Lawyers Weekly reported last week that Bruce Doyle, a former Queensland Law Society President, said the Legal Profession Uniform Law is a flawed model of regulation and that other jurisdictions, apart from NSW and Victoria, should resist it as a model of regulation for the Australian legal profession.
I refute these claims, which miss the point. The Australian legal profession has long aspired for a national system of regulation, something that has had the strong support of the Law Council of Australia and the Australian Bar Association. The Uniform Law provides a good model for this and consumers and the profession as a whole are the big winners.
The Uniform Law has been adopted as a single piece of legislation to regulate lawyers in NSW and Victoria and has been in operation since 1 July 2015. It covers over 70 per cent of the Australian legal profession.
The Uniform Law eases the regulatory burden on legal practitioners, especially on those who engage in multi-jurisdictional practices.
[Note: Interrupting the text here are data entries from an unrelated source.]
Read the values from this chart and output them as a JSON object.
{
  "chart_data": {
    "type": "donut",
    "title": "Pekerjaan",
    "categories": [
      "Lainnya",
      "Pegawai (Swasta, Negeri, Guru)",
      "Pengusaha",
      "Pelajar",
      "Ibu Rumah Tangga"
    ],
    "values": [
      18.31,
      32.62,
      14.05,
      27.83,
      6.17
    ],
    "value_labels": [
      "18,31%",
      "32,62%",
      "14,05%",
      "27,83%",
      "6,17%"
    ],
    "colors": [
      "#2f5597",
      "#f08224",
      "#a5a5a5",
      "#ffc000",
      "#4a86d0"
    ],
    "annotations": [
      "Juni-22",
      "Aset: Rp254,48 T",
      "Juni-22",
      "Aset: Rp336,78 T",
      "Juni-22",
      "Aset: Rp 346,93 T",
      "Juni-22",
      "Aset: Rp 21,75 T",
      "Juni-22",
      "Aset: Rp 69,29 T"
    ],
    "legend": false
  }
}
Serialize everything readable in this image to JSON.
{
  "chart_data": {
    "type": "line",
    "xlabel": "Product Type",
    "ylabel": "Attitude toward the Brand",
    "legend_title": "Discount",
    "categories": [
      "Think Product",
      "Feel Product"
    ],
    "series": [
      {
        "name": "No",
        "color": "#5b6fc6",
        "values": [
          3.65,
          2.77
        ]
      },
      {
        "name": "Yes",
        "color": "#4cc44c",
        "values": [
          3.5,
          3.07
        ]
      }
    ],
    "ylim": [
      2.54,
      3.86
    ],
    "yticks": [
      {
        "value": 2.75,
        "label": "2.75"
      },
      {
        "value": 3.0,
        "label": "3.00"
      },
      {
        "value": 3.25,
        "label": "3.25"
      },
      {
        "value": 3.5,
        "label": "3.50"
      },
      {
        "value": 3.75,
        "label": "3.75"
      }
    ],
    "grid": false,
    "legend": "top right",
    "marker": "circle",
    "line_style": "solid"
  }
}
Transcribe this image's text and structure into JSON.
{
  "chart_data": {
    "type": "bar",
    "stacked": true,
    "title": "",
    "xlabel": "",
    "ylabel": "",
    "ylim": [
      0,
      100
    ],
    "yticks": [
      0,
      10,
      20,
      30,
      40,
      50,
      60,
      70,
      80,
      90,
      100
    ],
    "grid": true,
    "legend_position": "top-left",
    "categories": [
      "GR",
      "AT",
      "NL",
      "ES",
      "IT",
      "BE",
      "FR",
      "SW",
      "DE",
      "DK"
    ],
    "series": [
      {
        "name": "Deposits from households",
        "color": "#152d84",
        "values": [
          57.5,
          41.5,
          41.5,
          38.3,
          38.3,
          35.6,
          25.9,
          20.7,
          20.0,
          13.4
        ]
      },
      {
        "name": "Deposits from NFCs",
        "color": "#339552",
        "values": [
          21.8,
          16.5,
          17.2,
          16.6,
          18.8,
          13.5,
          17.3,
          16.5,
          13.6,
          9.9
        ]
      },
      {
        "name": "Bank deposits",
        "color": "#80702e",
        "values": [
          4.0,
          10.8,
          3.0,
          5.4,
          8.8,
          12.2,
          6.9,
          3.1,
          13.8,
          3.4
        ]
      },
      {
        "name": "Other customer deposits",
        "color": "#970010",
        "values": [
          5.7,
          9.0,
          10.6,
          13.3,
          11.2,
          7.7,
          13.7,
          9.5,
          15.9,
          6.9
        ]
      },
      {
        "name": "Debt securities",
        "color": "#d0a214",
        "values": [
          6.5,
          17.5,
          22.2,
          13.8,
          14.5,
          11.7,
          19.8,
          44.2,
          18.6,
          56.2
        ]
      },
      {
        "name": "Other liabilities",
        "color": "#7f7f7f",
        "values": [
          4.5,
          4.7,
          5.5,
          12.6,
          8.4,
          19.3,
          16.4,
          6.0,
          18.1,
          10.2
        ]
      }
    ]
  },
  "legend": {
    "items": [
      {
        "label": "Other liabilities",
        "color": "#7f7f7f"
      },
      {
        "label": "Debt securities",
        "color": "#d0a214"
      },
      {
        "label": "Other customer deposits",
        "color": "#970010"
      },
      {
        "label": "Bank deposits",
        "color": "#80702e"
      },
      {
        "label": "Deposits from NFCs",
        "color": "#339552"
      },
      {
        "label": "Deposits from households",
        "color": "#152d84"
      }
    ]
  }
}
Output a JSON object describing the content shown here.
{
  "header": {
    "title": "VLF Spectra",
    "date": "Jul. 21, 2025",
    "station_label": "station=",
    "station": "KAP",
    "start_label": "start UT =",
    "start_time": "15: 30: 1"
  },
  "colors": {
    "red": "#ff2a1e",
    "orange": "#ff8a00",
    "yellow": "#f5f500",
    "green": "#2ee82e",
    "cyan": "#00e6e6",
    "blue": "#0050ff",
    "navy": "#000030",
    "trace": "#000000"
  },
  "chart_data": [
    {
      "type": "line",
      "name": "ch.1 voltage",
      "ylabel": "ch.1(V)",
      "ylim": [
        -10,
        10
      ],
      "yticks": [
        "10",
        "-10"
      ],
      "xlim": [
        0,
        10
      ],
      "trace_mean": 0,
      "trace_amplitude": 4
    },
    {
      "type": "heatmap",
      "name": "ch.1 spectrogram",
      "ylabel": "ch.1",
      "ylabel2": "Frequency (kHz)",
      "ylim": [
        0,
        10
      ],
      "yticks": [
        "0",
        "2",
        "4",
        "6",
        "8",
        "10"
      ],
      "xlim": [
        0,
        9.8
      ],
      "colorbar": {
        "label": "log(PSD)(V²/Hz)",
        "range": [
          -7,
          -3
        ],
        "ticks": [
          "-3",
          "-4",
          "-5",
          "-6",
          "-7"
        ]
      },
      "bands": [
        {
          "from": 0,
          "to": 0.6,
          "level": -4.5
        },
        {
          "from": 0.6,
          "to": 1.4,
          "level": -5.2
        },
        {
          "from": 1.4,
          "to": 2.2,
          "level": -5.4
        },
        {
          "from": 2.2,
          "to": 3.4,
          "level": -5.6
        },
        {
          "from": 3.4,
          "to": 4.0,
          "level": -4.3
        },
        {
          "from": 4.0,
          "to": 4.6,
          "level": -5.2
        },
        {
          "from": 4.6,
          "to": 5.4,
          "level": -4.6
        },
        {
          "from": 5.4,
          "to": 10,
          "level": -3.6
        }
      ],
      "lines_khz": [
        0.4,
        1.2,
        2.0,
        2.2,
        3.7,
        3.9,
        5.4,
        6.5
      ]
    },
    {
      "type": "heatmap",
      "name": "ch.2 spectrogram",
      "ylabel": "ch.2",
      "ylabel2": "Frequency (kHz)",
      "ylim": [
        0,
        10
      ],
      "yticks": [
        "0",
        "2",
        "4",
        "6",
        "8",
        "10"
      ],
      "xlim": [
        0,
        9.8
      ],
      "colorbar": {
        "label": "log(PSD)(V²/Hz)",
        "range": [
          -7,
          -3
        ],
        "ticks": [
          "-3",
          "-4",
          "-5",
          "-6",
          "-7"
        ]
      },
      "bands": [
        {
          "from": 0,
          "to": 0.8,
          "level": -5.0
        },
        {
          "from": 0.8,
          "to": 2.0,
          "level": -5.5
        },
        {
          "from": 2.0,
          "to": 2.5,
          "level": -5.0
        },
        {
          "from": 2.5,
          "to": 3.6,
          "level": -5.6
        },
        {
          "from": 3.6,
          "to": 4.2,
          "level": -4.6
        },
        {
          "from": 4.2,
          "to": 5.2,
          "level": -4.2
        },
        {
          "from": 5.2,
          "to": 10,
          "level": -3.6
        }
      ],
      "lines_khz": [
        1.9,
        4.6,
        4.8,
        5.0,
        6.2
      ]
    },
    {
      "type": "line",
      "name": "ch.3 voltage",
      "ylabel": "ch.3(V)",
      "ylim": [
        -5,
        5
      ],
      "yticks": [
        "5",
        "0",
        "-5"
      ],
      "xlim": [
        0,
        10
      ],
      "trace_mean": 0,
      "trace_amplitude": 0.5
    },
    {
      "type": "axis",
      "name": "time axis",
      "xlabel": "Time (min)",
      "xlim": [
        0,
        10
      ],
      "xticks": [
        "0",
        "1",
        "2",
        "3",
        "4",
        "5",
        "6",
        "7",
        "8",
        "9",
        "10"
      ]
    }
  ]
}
The entire legal profession in NSW and Victoria is realising the benefits of working from the same legislation in the different jurisdictions. It should be remembered that this includes small practices and large, corporate and government lawyers, as well as regulators and governments.
It is essential in all of this that we do not forget our clients. Under the Uniform Law, firms must provide estimates of total legal costs and keep these up to date from time to time. This is not very different to the obligations that lawyers have long had to provide cost estimates to their clients, but now there is more emphasis on keeping clients in the picture, all the time. The Legal Services Council has prescribed a simplified cost disclosure form and a new Rule 72A to help with this.
Another important difference with the Uniform Law scheme is that it gives a permanent place at the regulatory table for the legal profession. The Law Council of Australia and the Australian Bar Association can propose rules governing solicitors and barristers, which the LSC makes.
With benefits comes responsibility. The Uniform Law enables the profession not only to propose rules for its regulation but also gives it the responsibility of thinking more widely about the community.
Contrary to statements that the Uniform Law still requires separate trust accounts to be kept in each jurisdiction, there is a provision to exempt law practices from this requirement with the approval of the relevant local regulatory authority. This will benefit smaller law practices on the borders, as well as national firms. Furthermore, we are investigating ways to streamline provisions like this.
Another way in which the Uniform Law assists lawyers and their clients alike is that dispute resolution provisions have been reformed. This is starting to show significant cost benefits in both states. For example, in Victoria, far fewer matters are going to VCAT. More matters are being resolved at the local regulator level, at less cost to all concerned.
The costs of the council and the commissioner for Uniform Legal Services Regulation are not large. The current budget for the Legal Services Council and commissioner is $1.35 million, shared between participating jurisdictions. There are several options to source these funds, whether they are from admission fees, practising certificates, interest on trust accounts or otherwise.
A national regulatory scheme covering all legal practitioners in Australia would cost less than $20 per legal practitioner, per year. Members of the legal profession can participate in improving its standing for about $0.50 cents a week, per lawyer. Anything that is worthwhile has some cost and the costs of the Uniform Law are not great by any measure.
Each new state joining the scheme will be another step towards the continuing growth of a national legal profession and an integrated national legal system. This is important in a country as small in population terms as Australia.
A united legal profession under the Uniform Law can only enhance Australia’s international and local reputation for the provision of legal services.
Dale Boucher is the CEO of the Legal Services Council and Commissioner for Uniform Legal Services Regulation.